Despite ongoing control efforts, diseases transmitted by mosquitoes, such as malaria and dengue, continue to pose an enormous global health burden.

Multinational public health organization, such as the World Health Foundation (WHO) and the Bill and Melinda Gates Foundation, have called for the eradication of malaria and dengue fever.

There is broad recognition of the need for improved tools to combat these diseases including tools for vector control.

Current mosquito control efforts rely heavily on chemical methods including insecticide-treated bed nets, indoor residual spraying with insecticides, outdoor insecticide fogging, and application of chemical larvicides.

Despite diligent application of available control strategies, including improvements and expanded use of bed nets, mosquito-borne diseases continue to pose major global health challenges.

WHO experts have stated that; "global eradication of malaria cannot be achieved with existing tools" Similarly, a WHO Special Program for Research and Training in Tropical Diseases (WHO-TDR)-sponsored dengue scientific working group acknowledged that, "we are collectively failing to meet the threat posed by dengue as the disease spreads unabated and almost 40% of the world's population now live at risk of contracting it".

WHO has acknowledged that, "innovative vector control tools are badly needed," and in particular that, "methods that improve the ability to deliver persistent treatments more rapidly and efficiently into large urban communities in a sustained way are urgently needed" (WHO report, 2012).

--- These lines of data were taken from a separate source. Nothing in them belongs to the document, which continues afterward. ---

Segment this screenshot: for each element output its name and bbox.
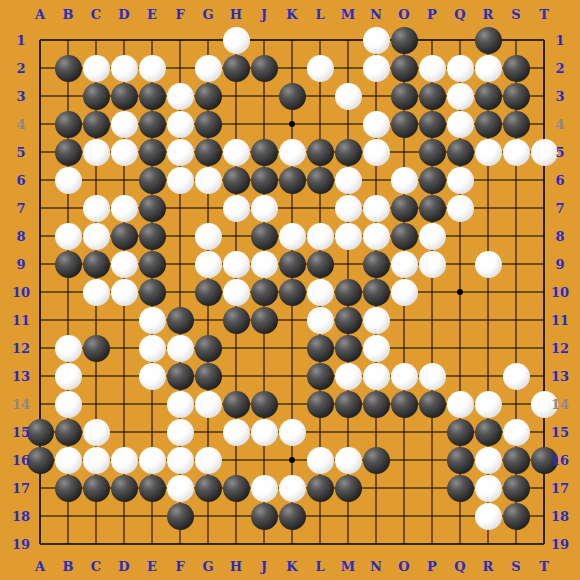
intersection-K11[interactable] xyxy=(278,306,306,334)
intersection-D4[interactable] xyxy=(110,110,138,138)
intersection-R17[interactable] xyxy=(474,474,502,502)
intersection-L8[interactable] xyxy=(306,222,334,250)
intersection-B16[interactable] xyxy=(54,446,82,474)
intersection-B9[interactable] xyxy=(54,250,82,278)
intersection-L5[interactable] xyxy=(306,138,334,166)
intersection-M3[interactable] xyxy=(334,82,362,110)
intersection-K19[interactable] xyxy=(278,530,306,558)
intersection-S16[interactable] xyxy=(502,446,530,474)
intersection-H7[interactable] xyxy=(222,194,250,222)
intersection-J10[interactable] xyxy=(250,278,278,306)
intersection-H15[interactable] xyxy=(222,418,250,446)
intersection-R18[interactable] xyxy=(474,502,502,530)
intersection-R6[interactable] xyxy=(474,166,502,194)
intersection-F7[interactable] xyxy=(166,194,194,222)
intersection-C4[interactable] xyxy=(82,110,110,138)
intersection-M12[interactable] xyxy=(334,334,362,362)
intersection-N12[interactable] xyxy=(362,334,390,362)
intersection-R2[interactable] xyxy=(474,54,502,82)
intersection-G2[interactable] xyxy=(194,54,222,82)
intersection-N1[interactable] xyxy=(362,26,390,54)
intersection-T5[interactable] xyxy=(530,138,558,166)
intersection-F8[interactable] xyxy=(166,222,194,250)
intersection-Q2[interactable] xyxy=(446,54,474,82)
intersection-A4[interactable] xyxy=(26,110,54,138)
intersection-L4[interactable] xyxy=(306,110,334,138)
intersection-E14[interactable] xyxy=(138,390,166,418)
intersection-E16[interactable] xyxy=(138,446,166,474)
intersection-S14[interactable] xyxy=(502,390,530,418)
intersection-T1[interactable] xyxy=(530,26,558,54)
intersection-Q6[interactable] xyxy=(446,166,474,194)
intersection-A8[interactable] xyxy=(26,222,54,250)
intersection-E8[interactable] xyxy=(138,222,166,250)
intersection-Q12[interactable] xyxy=(446,334,474,362)
intersection-O7[interactable] xyxy=(390,194,418,222)
intersection-S8[interactable] xyxy=(502,222,530,250)
intersection-R9[interactable] xyxy=(474,250,502,278)
intersection-B8[interactable] xyxy=(54,222,82,250)
intersection-D14[interactable] xyxy=(110,390,138,418)
intersection-B1[interactable] xyxy=(54,26,82,54)
intersection-P16[interactable] xyxy=(418,446,446,474)
intersection-G5[interactable] xyxy=(194,138,222,166)
intersection-P17[interactable] xyxy=(418,474,446,502)
intersection-M10[interactable] xyxy=(334,278,362,306)
intersection-D13[interactable] xyxy=(110,362,138,390)
intersection-S3[interactable] xyxy=(502,82,530,110)
intersection-K2[interactable] xyxy=(278,54,306,82)
intersection-C8[interactable] xyxy=(82,222,110,250)
intersection-J17[interactable] xyxy=(250,474,278,502)
intersection-R11[interactable] xyxy=(474,306,502,334)
intersection-K6[interactable] xyxy=(278,166,306,194)
intersection-N17[interactable] xyxy=(362,474,390,502)
intersection-N13[interactable] xyxy=(362,362,390,390)
intersection-M14[interactable] xyxy=(334,390,362,418)
intersection-K9[interactable] xyxy=(278,250,306,278)
intersection-K5[interactable] xyxy=(278,138,306,166)
intersection-F3[interactable] xyxy=(166,82,194,110)
intersection-O16[interactable] xyxy=(390,446,418,474)
intersection-A7[interactable] xyxy=(26,194,54,222)
intersection-G6[interactable] xyxy=(194,166,222,194)
intersection-A6[interactable] xyxy=(26,166,54,194)
intersection-O12[interactable] xyxy=(390,334,418,362)
intersection-H1[interactable] xyxy=(222,26,250,54)
intersection-P15[interactable] xyxy=(418,418,446,446)
intersection-H2[interactable] xyxy=(222,54,250,82)
intersection-K15[interactable] xyxy=(278,418,306,446)
intersection-Q18[interactable] xyxy=(446,502,474,530)
intersection-T8[interactable] xyxy=(530,222,558,250)
intersection-C5[interactable] xyxy=(82,138,110,166)
intersection-H19[interactable] xyxy=(222,530,250,558)
intersection-S7[interactable] xyxy=(502,194,530,222)
intersection-S11[interactable] xyxy=(502,306,530,334)
intersection-O13[interactable] xyxy=(390,362,418,390)
intersection-L6[interactable] xyxy=(306,166,334,194)
intersection-G13[interactable] xyxy=(194,362,222,390)
intersection-L17[interactable] xyxy=(306,474,334,502)
intersection-P7[interactable] xyxy=(418,194,446,222)
intersection-J16[interactable] xyxy=(250,446,278,474)
intersection-F16[interactable] xyxy=(166,446,194,474)
intersection-P1[interactable] xyxy=(418,26,446,54)
intersection-R3[interactable] xyxy=(474,82,502,110)
intersection-Q7[interactable] xyxy=(446,194,474,222)
intersection-P13[interactable] xyxy=(418,362,446,390)
intersection-H6[interactable] xyxy=(222,166,250,194)
intersection-S10[interactable] xyxy=(502,278,530,306)
intersection-F12[interactable] xyxy=(166,334,194,362)
intersection-K16[interactable] xyxy=(278,446,306,474)
intersection-O10[interactable] xyxy=(390,278,418,306)
intersection-D7[interactable] xyxy=(110,194,138,222)
intersection-J1[interactable] xyxy=(250,26,278,54)
intersection-O8[interactable] xyxy=(390,222,418,250)
intersection-D12[interactable] xyxy=(110,334,138,362)
intersection-J13[interactable] xyxy=(250,362,278,390)
intersection-N2[interactable] xyxy=(362,54,390,82)
intersection-A9[interactable] xyxy=(26,250,54,278)
intersection-C14[interactable] xyxy=(82,390,110,418)
intersection-D16[interactable] xyxy=(110,446,138,474)
intersection-C11[interactable] xyxy=(82,306,110,334)
intersection-S15[interactable] xyxy=(502,418,530,446)
intersection-L13[interactable] xyxy=(306,362,334,390)
intersection-O6[interactable] xyxy=(390,166,418,194)
intersection-C16[interactable] xyxy=(82,446,110,474)
intersection-R5[interactable] xyxy=(474,138,502,166)
intersection-S19[interactable] xyxy=(502,530,530,558)
intersection-E19[interactable] xyxy=(138,530,166,558)
intersection-K4[interactable] xyxy=(278,110,306,138)
intersection-H4[interactable] xyxy=(222,110,250,138)
intersection-L12[interactable] xyxy=(306,334,334,362)
intersection-F10[interactable] xyxy=(166,278,194,306)
intersection-J14[interactable] xyxy=(250,390,278,418)
intersection-S12[interactable] xyxy=(502,334,530,362)
intersection-Q9[interactable] xyxy=(446,250,474,278)
intersection-E6[interactable] xyxy=(138,166,166,194)
intersection-H14[interactable] xyxy=(222,390,250,418)
intersection-G16[interactable] xyxy=(194,446,222,474)
intersection-J9[interactable] xyxy=(250,250,278,278)
intersection-A18[interactable] xyxy=(26,502,54,530)
intersection-E5[interactable] xyxy=(138,138,166,166)
intersection-N9[interactable] xyxy=(362,250,390,278)
intersection-A2[interactable] xyxy=(26,54,54,82)
intersection-C6[interactable] xyxy=(82,166,110,194)
intersection-P6[interactable] xyxy=(418,166,446,194)
intersection-B6[interactable] xyxy=(54,166,82,194)
intersection-D2[interactable] xyxy=(110,54,138,82)
intersection-K3[interactable] xyxy=(278,82,306,110)
intersection-D5[interactable] xyxy=(110,138,138,166)
intersection-Q19[interactable] xyxy=(446,530,474,558)
intersection-A12[interactable] xyxy=(26,334,54,362)
intersection-Q14[interactable] xyxy=(446,390,474,418)
intersection-B10[interactable] xyxy=(54,278,82,306)
intersection-O2[interactable] xyxy=(390,54,418,82)
intersection-S17[interactable] xyxy=(502,474,530,502)
intersection-P5[interactable] xyxy=(418,138,446,166)
intersection-Q1[interactable] xyxy=(446,26,474,54)
intersection-B18[interactable] xyxy=(54,502,82,530)
intersection-P3[interactable] xyxy=(418,82,446,110)
intersection-J2[interactable] xyxy=(250,54,278,82)
intersection-L16[interactable] xyxy=(306,446,334,474)
intersection-G15[interactable] xyxy=(194,418,222,446)
intersection-N6[interactable] xyxy=(362,166,390,194)
intersection-F17[interactable] xyxy=(166,474,194,502)
intersection-M5[interactable] xyxy=(334,138,362,166)
intersection-P19[interactable] xyxy=(418,530,446,558)
intersection-H16[interactable] xyxy=(222,446,250,474)
intersection-B19[interactable] xyxy=(54,530,82,558)
intersection-O9[interactable] xyxy=(390,250,418,278)
intersection-N19[interactable] xyxy=(362,530,390,558)
intersection-T7[interactable] xyxy=(530,194,558,222)
intersection-H8[interactable] xyxy=(222,222,250,250)
intersection-P18[interactable] xyxy=(418,502,446,530)
intersection-N15[interactable] xyxy=(362,418,390,446)
intersection-D6[interactable] xyxy=(110,166,138,194)
intersection-R13[interactable] xyxy=(474,362,502,390)
intersection-R7[interactable] xyxy=(474,194,502,222)
intersection-R4[interactable] xyxy=(474,110,502,138)
intersection-E7[interactable] xyxy=(138,194,166,222)
intersection-G17[interactable] xyxy=(194,474,222,502)
intersection-H12[interactable] xyxy=(222,334,250,362)
intersection-F1[interactable] xyxy=(166,26,194,54)
intersection-C10[interactable] xyxy=(82,278,110,306)
intersection-L2[interactable] xyxy=(306,54,334,82)
intersection-F18[interactable] xyxy=(166,502,194,530)
intersection-N14[interactable] xyxy=(362,390,390,418)
intersection-O14[interactable] xyxy=(390,390,418,418)
intersection-R8[interactable] xyxy=(474,222,502,250)
intersection-G4[interactable] xyxy=(194,110,222,138)
intersection-A13[interactable] xyxy=(26,362,54,390)
intersection-M6[interactable] xyxy=(334,166,362,194)
intersection-K10[interactable] xyxy=(278,278,306,306)
intersection-O11[interactable] xyxy=(390,306,418,334)
intersection-A1[interactable] xyxy=(26,26,54,54)
intersection-M1[interactable] xyxy=(334,26,362,54)
intersection-D18[interactable] xyxy=(110,502,138,530)
intersection-R15[interactable] xyxy=(474,418,502,446)
intersection-E13[interactable] xyxy=(138,362,166,390)
intersection-S9[interactable] xyxy=(502,250,530,278)
intersection-H9[interactable] xyxy=(222,250,250,278)
intersection-D3[interactable] xyxy=(110,82,138,110)
intersection-R19[interactable] xyxy=(474,530,502,558)
intersection-F13[interactable] xyxy=(166,362,194,390)
intersection-O15[interactable] xyxy=(390,418,418,446)
intersection-G1[interactable] xyxy=(194,26,222,54)
intersection-G11[interactable] xyxy=(194,306,222,334)
intersection-L14[interactable] xyxy=(306,390,334,418)
intersection-F9[interactable] xyxy=(166,250,194,278)
intersection-Q10[interactable] xyxy=(446,278,474,306)
intersection-G8[interactable] xyxy=(194,222,222,250)
intersection-H10[interactable] xyxy=(222,278,250,306)
intersection-K8[interactable] xyxy=(278,222,306,250)
intersection-J12[interactable] xyxy=(250,334,278,362)
intersection-K13[interactable] xyxy=(278,362,306,390)
intersection-B7[interactable] xyxy=(54,194,82,222)
intersection-B3[interactable] xyxy=(54,82,82,110)
intersection-S18[interactable] xyxy=(502,502,530,530)
intersection-F11[interactable] xyxy=(166,306,194,334)
intersection-Q3[interactable] xyxy=(446,82,474,110)
intersection-F4[interactable] xyxy=(166,110,194,138)
intersection-J19[interactable] xyxy=(250,530,278,558)
intersection-A10[interactable] xyxy=(26,278,54,306)
intersection-C9[interactable] xyxy=(82,250,110,278)
intersection-M2[interactable] xyxy=(334,54,362,82)
intersection-F15[interactable] xyxy=(166,418,194,446)
intersection-N3[interactable] xyxy=(362,82,390,110)
intersection-M7[interactable] xyxy=(334,194,362,222)
intersection-R10[interactable] xyxy=(474,278,502,306)
intersection-P11[interactable] xyxy=(418,306,446,334)
intersection-T4[interactable] xyxy=(530,110,558,138)
intersection-P14[interactable] xyxy=(418,390,446,418)
intersection-O4[interactable] xyxy=(390,110,418,138)
intersection-C19[interactable] xyxy=(82,530,110,558)
intersection-M13[interactable] xyxy=(334,362,362,390)
intersection-L11[interactable] xyxy=(306,306,334,334)
intersection-N8[interactable] xyxy=(362,222,390,250)
intersection-H18[interactable] xyxy=(222,502,250,530)
intersection-L18[interactable] xyxy=(306,502,334,530)
intersection-G12[interactable] xyxy=(194,334,222,362)
intersection-M9[interactable] xyxy=(334,250,362,278)
intersection-S6[interactable] xyxy=(502,166,530,194)
intersection-C3[interactable] xyxy=(82,82,110,110)
intersection-A11[interactable] xyxy=(26,306,54,334)
intersection-D1[interactable] xyxy=(110,26,138,54)
intersection-F2[interactable] xyxy=(166,54,194,82)
intersection-C1[interactable] xyxy=(82,26,110,54)
intersection-B15[interactable] xyxy=(54,418,82,446)
intersection-S2[interactable] xyxy=(502,54,530,82)
intersection-L19[interactable] xyxy=(306,530,334,558)
intersection-P2[interactable] xyxy=(418,54,446,82)
intersection-P12[interactable] xyxy=(418,334,446,362)
intersection-L10[interactable] xyxy=(306,278,334,306)
intersection-G9[interactable] xyxy=(194,250,222,278)
intersection-D17[interactable] xyxy=(110,474,138,502)
intersection-K17[interactable] xyxy=(278,474,306,502)
intersection-F6[interactable] xyxy=(166,166,194,194)
intersection-J6[interactable] xyxy=(250,166,278,194)
intersection-Q15[interactable] xyxy=(446,418,474,446)
intersection-B11[interactable] xyxy=(54,306,82,334)
intersection-J15[interactable] xyxy=(250,418,278,446)
intersection-Q13[interactable] xyxy=(446,362,474,390)
intersection-E3[interactable] xyxy=(138,82,166,110)
intersection-N4[interactable] xyxy=(362,110,390,138)
intersection-D15[interactable] xyxy=(110,418,138,446)
intersection-T9[interactable] xyxy=(530,250,558,278)
intersection-E18[interactable] xyxy=(138,502,166,530)
intersection-H17[interactable] xyxy=(222,474,250,502)
intersection-B4[interactable] xyxy=(54,110,82,138)
intersection-C2[interactable] xyxy=(82,54,110,82)
intersection-B14[interactable] xyxy=(54,390,82,418)
intersection-Q17[interactable] xyxy=(446,474,474,502)
intersection-G19[interactable] xyxy=(194,530,222,558)
intersection-T3[interactable] xyxy=(530,82,558,110)
intersection-F14[interactable] xyxy=(166,390,194,418)
intersection-G3[interactable] xyxy=(194,82,222,110)
intersection-B17[interactable] xyxy=(54,474,82,502)
intersection-F5[interactable] xyxy=(166,138,194,166)
intersection-L7[interactable] xyxy=(306,194,334,222)
intersection-N10[interactable] xyxy=(362,278,390,306)
intersection-J11[interactable] xyxy=(250,306,278,334)
intersection-O5[interactable] xyxy=(390,138,418,166)
intersection-E15[interactable] xyxy=(138,418,166,446)
intersection-P8[interactable] xyxy=(418,222,446,250)
intersection-S1[interactable] xyxy=(502,26,530,54)
intersection-A5[interactable] xyxy=(26,138,54,166)
intersection-K12[interactable] xyxy=(278,334,306,362)
intersection-A14[interactable] xyxy=(26,390,54,418)
intersection-P9[interactable] xyxy=(418,250,446,278)
intersection-N5[interactable] xyxy=(362,138,390,166)
intersection-H13[interactable] xyxy=(222,362,250,390)
intersection-G18[interactable] xyxy=(194,502,222,530)
intersection-G7[interactable] xyxy=(194,194,222,222)
intersection-J3[interactable] xyxy=(250,82,278,110)
intersection-K18[interactable] xyxy=(278,502,306,530)
intersection-Q5[interactable] xyxy=(446,138,474,166)
intersection-C12[interactable] xyxy=(82,334,110,362)
intersection-E10[interactable] xyxy=(138,278,166,306)
intersection-R12[interactable] xyxy=(474,334,502,362)
intersection-E2[interactable] xyxy=(138,54,166,82)
intersection-B13[interactable] xyxy=(54,362,82,390)
intersection-E1[interactable] xyxy=(138,26,166,54)
intersection-A16[interactable] xyxy=(26,446,54,474)
intersection-P10[interactable] xyxy=(418,278,446,306)
intersection-N7[interactable] xyxy=(362,194,390,222)
intersection-Q4[interactable] xyxy=(446,110,474,138)
intersection-J5[interactable] xyxy=(250,138,278,166)
intersection-Q16[interactable] xyxy=(446,446,474,474)
intersection-E4[interactable] xyxy=(138,110,166,138)
intersection-M15[interactable] xyxy=(334,418,362,446)
intersection-M8[interactable] xyxy=(334,222,362,250)
intersection-K14[interactable] xyxy=(278,390,306,418)
intersection-O19[interactable] xyxy=(390,530,418,558)
intersection-S13[interactable] xyxy=(502,362,530,390)
intersection-B12[interactable] xyxy=(54,334,82,362)
intersection-B2[interactable] xyxy=(54,54,82,82)
intersection-L9[interactable] xyxy=(306,250,334,278)
intersection-M18[interactable] xyxy=(334,502,362,530)
intersection-D9[interactable] xyxy=(110,250,138,278)
intersection-L3[interactable] xyxy=(306,82,334,110)
intersection-E12[interactable] xyxy=(138,334,166,362)
intersection-Q11[interactable] xyxy=(446,306,474,334)
intersection-O3[interactable] xyxy=(390,82,418,110)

Limitations of current vector control methods include:

inability to reach mosquito larval breeding sites and adult resting sites;

evolution of resistance to chemical agents; compliance and infrastructure issues;

concern about the impact on the environment and/or toxicity to humans; and, importantly, cost. The ongoing costs of vector control are substantial,

and maintaining the high levels of donor and national government support necessary to achieve high coverage of control measures over long periods of time has historically proven daunting.

For example total cost of the global strategy (including both country implementation and R&D for vector control, drug, vaccine, and diagnostic technologies development) is estimated to average US$ 5.9 billion per year from 2011 to 2020!